The Chinese startup scene is stronger than ever with cutting-edge technology, a rise of venture capitalists and a new throng of unicorns created last year. Whereas founders used to be obsessed with breaking America, now the ‘middle kingdom’ is becoming more appealing with accelerator programs like Chinaccelerator helping foreign startups to prosper. Tempted to expand into Asia? Chinese startups like We Doctor, which was recently valued at US$6billion, show there’s great success to be found in the ‘Silicon Dragon’ – as China’s tech scene has been called – but there are also pitfalls to avoid. Here, Australians with their toe in the Chinese market share their insights – and why Asia is ripe with business inspiration.
Based in Shanghai, Paul Davies, is the marketing consultant for Aodaliya Exports – an agency that helps startups export into the Chinese market. “Focus group testing with locals is the most important thing you can do if want to crack the China market,” he says, “You might think your product is perfectly pitched to a particular demographic, only to discover that potential customer doesn’t exist in Eastern culture.” The focus groups they arrange throw up surprising results. “Fragrances that westerners love are often too overpowering for Chinese consumers. Packaging that Australians would describe as minimalist and sustainable, the Chinese believe looks cheap,” he says, “Getting your product into local hands can be an eye opener.”
Go the Distance
Although Google can tell you a lot about the Chinese market, online research will only get you so far, which is why Collective Hub’s Lisa Messenger is Asia-bound. “Later this year, I plan on going to Hong Kong and Shanghai,” says Lisa, “I’m pumped to search out inspiration, ideas, trends and learn about the next big thing. I have a complete fascination with Chinese-born tech at the moment. Concepts like WeChat and the online marketplace Alibaba were so far ahead of the game.” With Cathay Pacific, you can fly to 23 destinations in mainland China, and earn rewards – like lounge access and upgrades – by booking via their Business Plus programme.

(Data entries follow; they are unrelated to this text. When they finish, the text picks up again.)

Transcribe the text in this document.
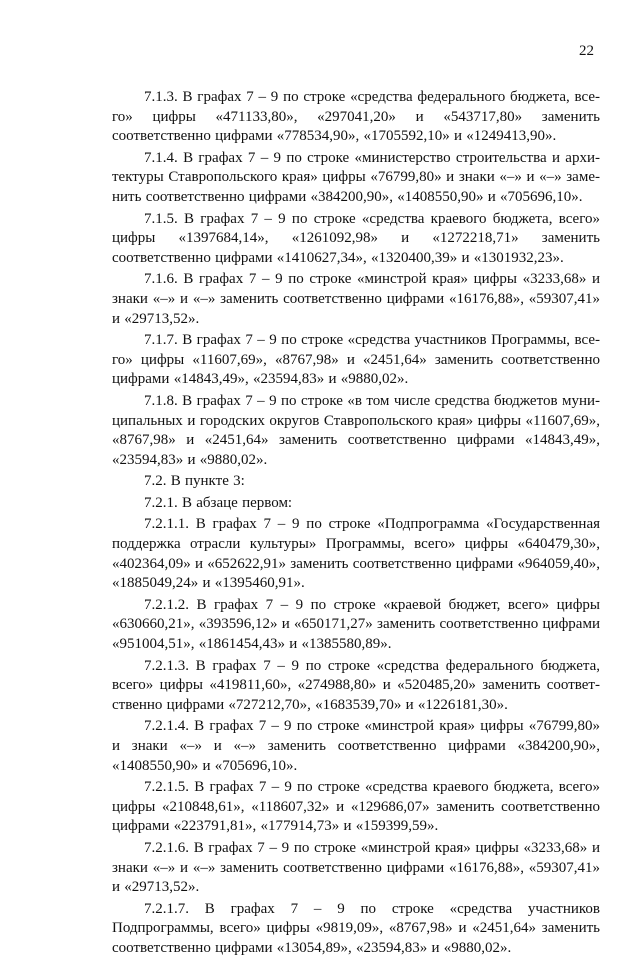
22

7.1.3. В графах 7 – 9 по строке «средства федерального бюджета, всего» цифры «471133,80», «297041,20» и «543717,80» заменить соответственно цифрами «778534,90», «1705592,10» и «1249413,90».

7.1.4. В графах 7 – 9 по строке «министерство строительства и архитектуры Ставропольского края» цифры «76799,80» и знаки «–» и «–» заменить соответственно цифрами «384200,90», «1408550,90» и «705696,10».

7.1.5. В графах 7 – 9 по строке «средства краевого бюджета, всего» цифры «1397684,14», «1261092,98» и «1272218,71» заменить соответственно цифрами «1410627,34», «1320400,39» и «1301932,23».

7.1.6. В графах 7 – 9 по строке «минстрой края» цифры «3233,68» и знаки «–» и «–» заменить соответственно цифрами «16176,88», «59307,41» и «29713,52».

7.1.7. В графах 7 – 9 по строке «средства участников Программы, всего» цифры «11607,69», «8767,98» и «2451,64» заменить соответственно цифрами «14843,49», «23594,83» и «9880,02».

7.1.8. В графах 7 – 9 по строке «в том числе средства бюджетов муниципальных и городских округов Ставропольского края» цифры «11607,69», «8767,98» и «2451,64» заменить соответственно цифрами «14843,49», «23594,83» и «9880,02».

7.2. В пункте 3:

7.2.1. В абзаце первом:

7.2.1.1. В графах 7 – 9 по строке «Подпрограмма «Государственная поддержка отрасли культуры» Программы, всего» цифры «640479,30», «402364,09» и «652622,91» заменить соответственно цифрами «964059,40», «1885049,24» и «1395460,91».

7.2.1.2. В графах 7 – 9 по строке «краевой бюджет, всего» цифры «630660,21», «393596,12» и «650171,27» заменить соответственно цифрами «951004,51», «1861454,43» и «1385580,89».

7.2.1.3. В графах 7 – 9 по строке «средства федерального бюджета, всего» цифры «419811,60», «274988,80» и «520485,20» заменить соответственно цифрами «727212,70», «1683539,70» и «1226181,30».

7.2.1.4. В графах 7 – 9 по строке «минстрой края» цифры «76799,80» и знаки «–» и «–» заменить соответственно цифрами «384200,90», «1408550,90» и «705696,10».

7.2.1.5. В графах 7 – 9 по строке «средства краевого бюджета, всего» цифры «210848,61», «118607,32» и «129686,07» заменить соответственно цифрами «223791,81», «177914,73» и «159399,59».

7.2.1.6. В графах 7 – 9 по строке «минстрой края» цифры «3233,68» и знаки «–» и «–» заменить соответственно цифрами «16176,88», «59307,41» и «29713,52».

7.2.1.7. В графах 7 – 9 по строке «средства участников Подпрограммы, всего» цифры «9819,09», «8767,98» и «2451,64» заменить соответственно цифрами «13054,89», «23594,83» и «9880,02».
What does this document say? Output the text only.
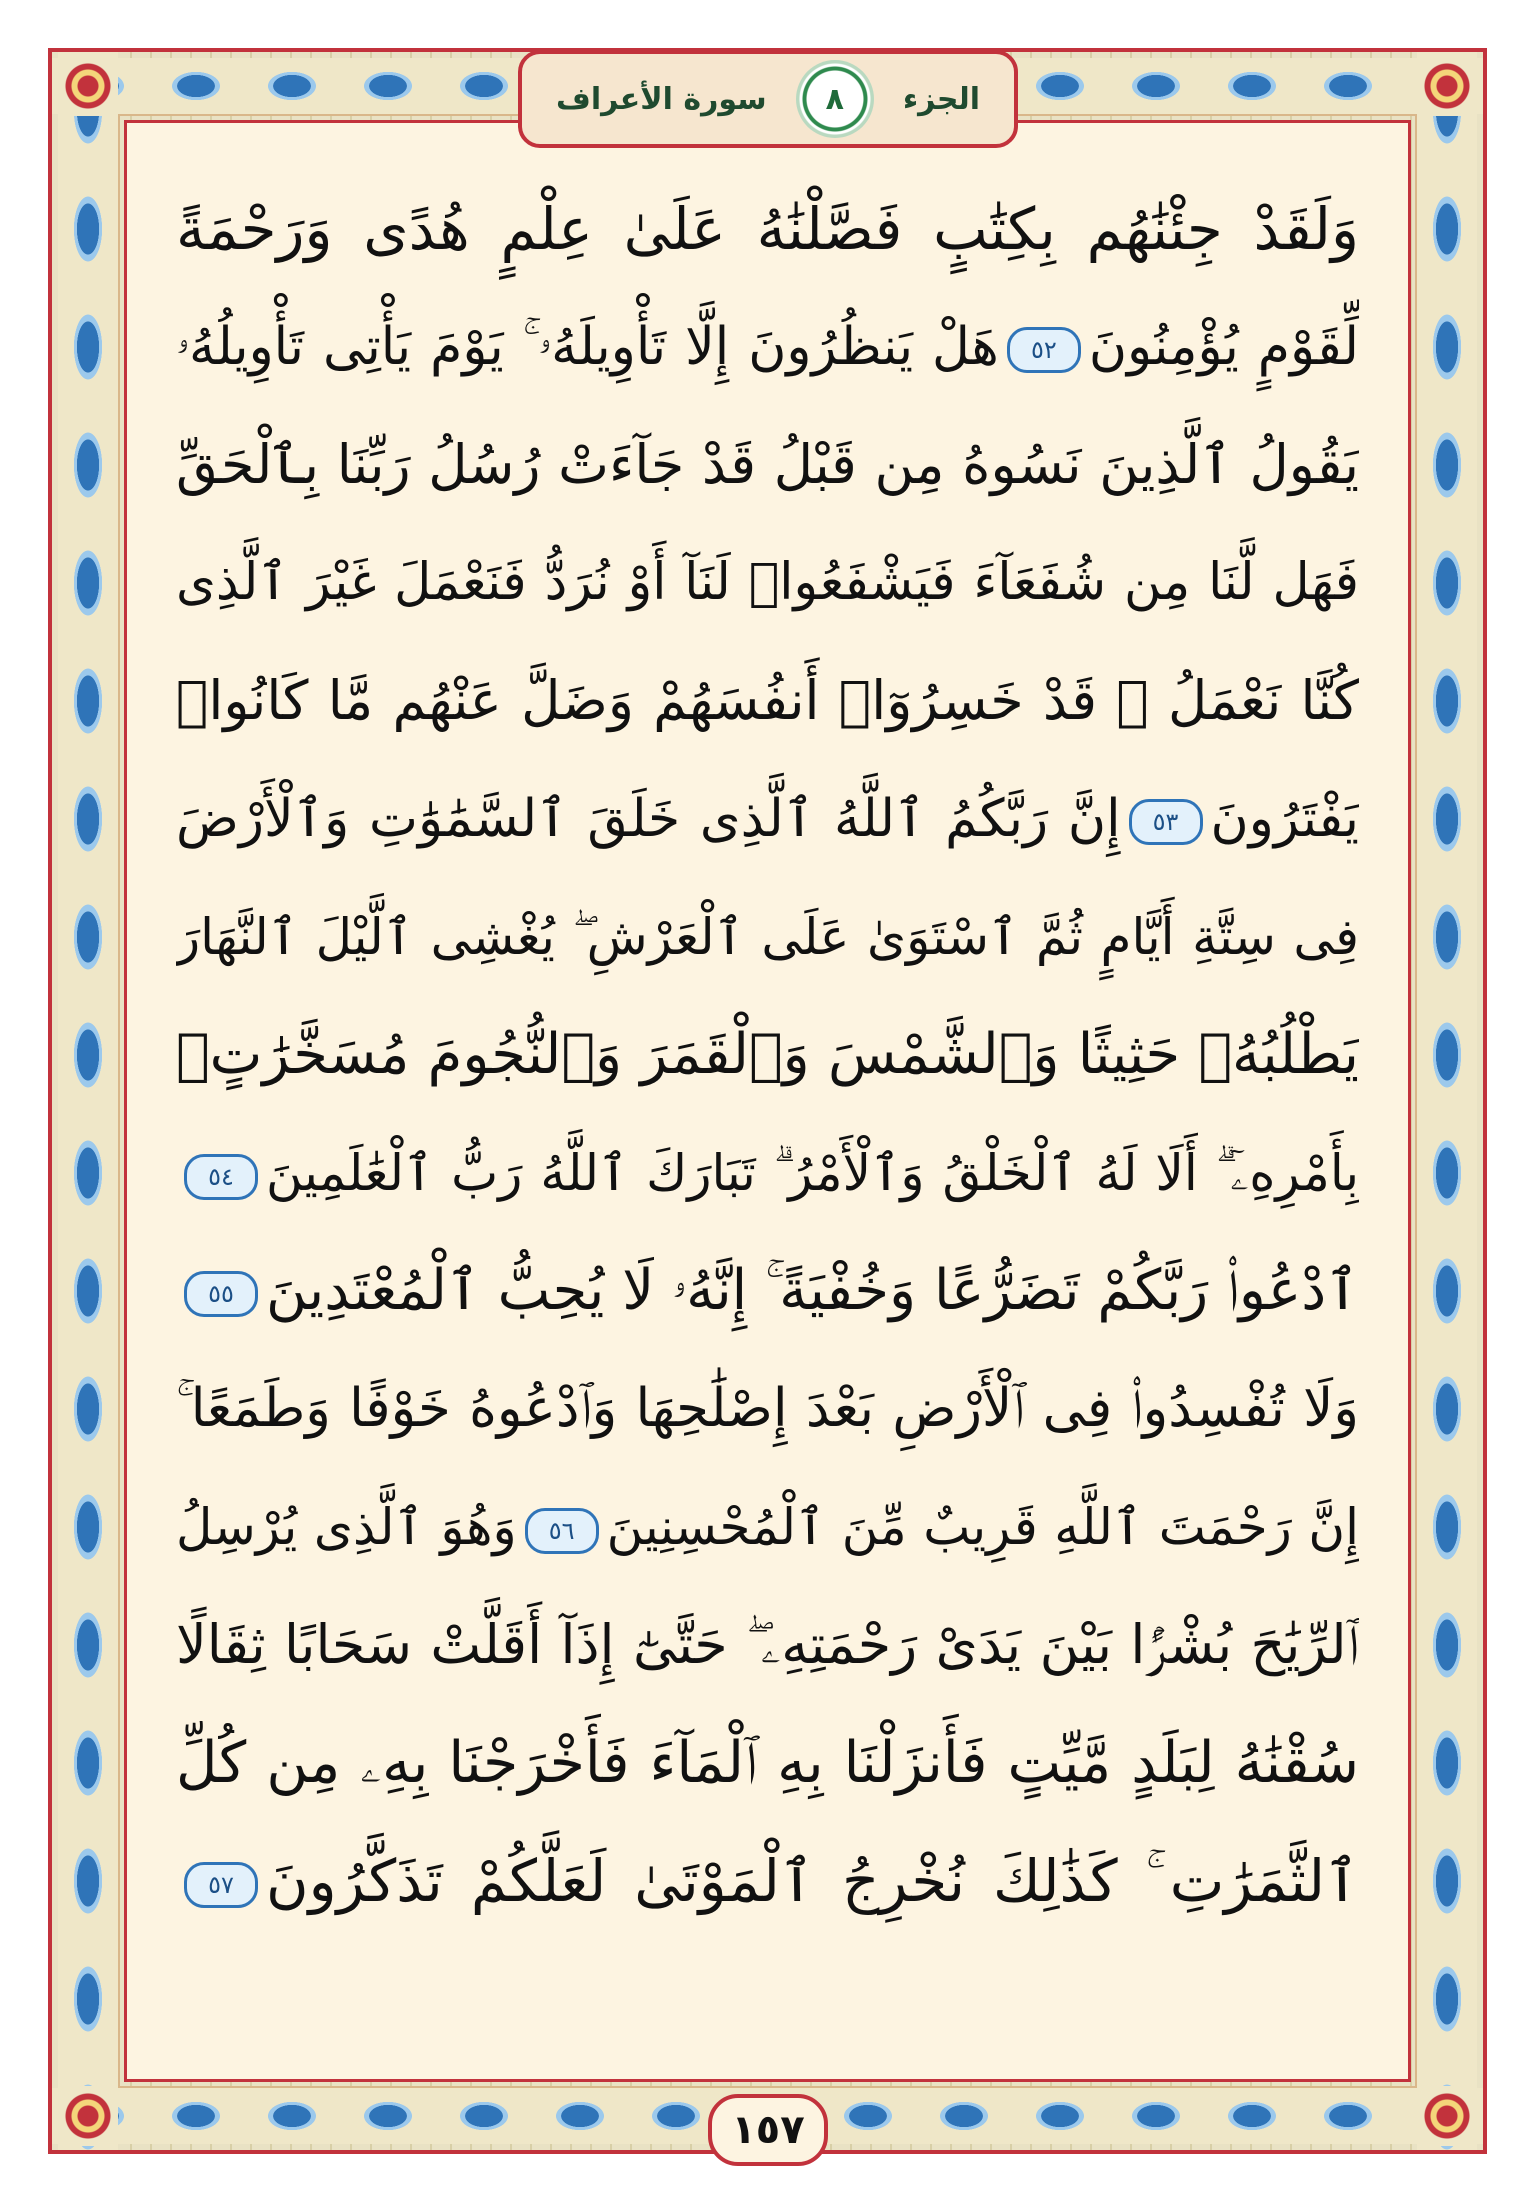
الجزء
٨
سورة الأعراف
وَلَقَدْ جِئْنَٰهُم بِكِتَٰبٍ فَصَّلْنَٰهُ عَلَىٰ عِلْمٍ هُدًى وَرَحْمَةً
لِّقَوْمٍ يُؤْمِنُونَ٥٢هَلْ يَنظُرُونَ إِلَّا تَأْوِيلَهُۥ ۚ يَوْمَ يَأْتِى تَأْوِيلُهُۥ
يَقُولُ ٱلَّذِينَ نَسُوهُ مِن قَبْلُ قَدْ جَآءَتْ رُسُلُ رَبِّنَا بِٱلْحَقِّ
فَهَل لَّنَا مِن شُفَعَآءَ فَيَشْفَعُوا۟ لَنَآ أَوْ نُرَدُّ فَنَعْمَلَ غَيْرَ ٱلَّذِى
كُنَّا نَعْمَلُ ۚ قَدْ خَسِرُوٓا۟ أَنفُسَهُمْ وَضَلَّ عَنْهُم مَّا كَانُوا۟
يَفْتَرُونَ٥٣إِنَّ رَبَّكُمُ ٱللَّهُ ٱلَّذِى خَلَقَ ٱلسَّمَٰوَٰتِ وَٱلْأَرْضَ
فِى سِتَّةِ أَيَّامٍ ثُمَّ ٱسْتَوَىٰ عَلَى ٱلْعَرْشِ ۖ يُغْشِى ٱلَّيْلَ ٱلنَّهَارَ
يَطْلُبُهُۥ حَثِيثًا وَٱلشَّمْسَ وَٱلْقَمَرَ وَٱلنُّجُومَ مُسَخَّرَٰتٍۭ
بِأَمْرِهِۦٓ ۗ أَلَا لَهُ ٱلْخَلْقُ وَٱلْأَمْرُ ۗ تَبَارَكَ ٱللَّهُ رَبُّ ٱلْعَٰلَمِينَ٥٤
ٱدْعُوا۟ رَبَّكُمْ تَضَرُّعًا وَخُفْيَةً ۚ إِنَّهُۥ لَا يُحِبُّ ٱلْمُعْتَدِينَ٥٥
وَلَا تُفْسِدُوا۟ فِى ٱلْأَرْضِ بَعْدَ إِصْلَٰحِهَا وَٱدْعُوهُ خَوْفًا وَطَمَعًا ۚ
إِنَّ رَحْمَتَ ٱللَّهِ قَرِيبٌ مِّنَ ٱلْمُحْسِنِينَ٥٦وَهُوَ ٱلَّذِى يُرْسِلُ
ٱلرِّيَٰحَ بُشْرًۢا بَيْنَ يَدَىْ رَحْمَتِهِۦ ۖ حَتَّىٰٓ إِذَآ أَقَلَّتْ سَحَابًا ثِقَالًا
سُقْنَٰهُ لِبَلَدٍ مَّيِّتٍ فَأَنزَلْنَا بِهِ ٱلْمَآءَ فَأَخْرَجْنَا بِهِۦ مِن كُلِّ
ٱلثَّمَرَٰتِ ۚ كَذَٰلِكَ نُخْرِجُ ٱلْمَوْتَىٰ لَعَلَّكُمْ تَذَكَّرُونَ٥٧
١٥٧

When the tech startup ShareRing decided to expand into China they partnered up. “We found a local partner who could represent us in the Chinese market, and set up an operations office in Hong Kong to ensure we had local representatives who could easily speak the language,” says co-founder Tim Bos, “Do not expect to be able to sell your products or services into China if you don’t have a permanent local presence there.” The important of local knowledge also played into product development. “Show commitment and hire a team locally in China to build your products,” he says, “Don’t expect people to be impressed by a product that’s entirely in English. Make sure you localise it before you go out and demonstrate it.
Diversify your ideas
The online community, Investible, which links investors and early-stage startups, expanded into Hong Kong this year. One of the Australian startups they’ve supported is InSpace XR, a virtual reality startup who’ve pitched to Chinese Venture Capitalist William Bao Bean. “The same [pitching] strategy may not work across all of Asia,” says Justin Liang, cofounder of InSpace XR, “Singapore is different to Thailand, which is different to, China. In most cases, deploying the same strategy across the board will not work.” When pitching, demonstrate area-specific value. “There are many opportunities for foreign startups with capital investment from corporates, venture capitalists and the government looking to solve problems for a large population rapidly adopting technology,” says Justin, “However, many of these problems are unique to specific areas, so solutions need to be localised.”
Breathe it in
Andrew Logan, CEO of agtech company OneCrop also worked with Investible for their Asian expansion. “When you go to China, you need to really expand your worldview, be open, lift your head out of your phone and email and breathe China in,” he says, “Depending on which city you are in, try to go to the industrial areas, catch public transport and eat local. The worst mistake you can make is to go to China, hang around your hotel, get a driver to your meetings, and spend the whole time looking at Twitter.” However, do use your phone to get over the language barrier. “Without a WeChat profile you are a non-person, and in any case, you will need the translation tool. It is normal to sit at lunch with someone and have a conversation over WeChat using the translator,” he says.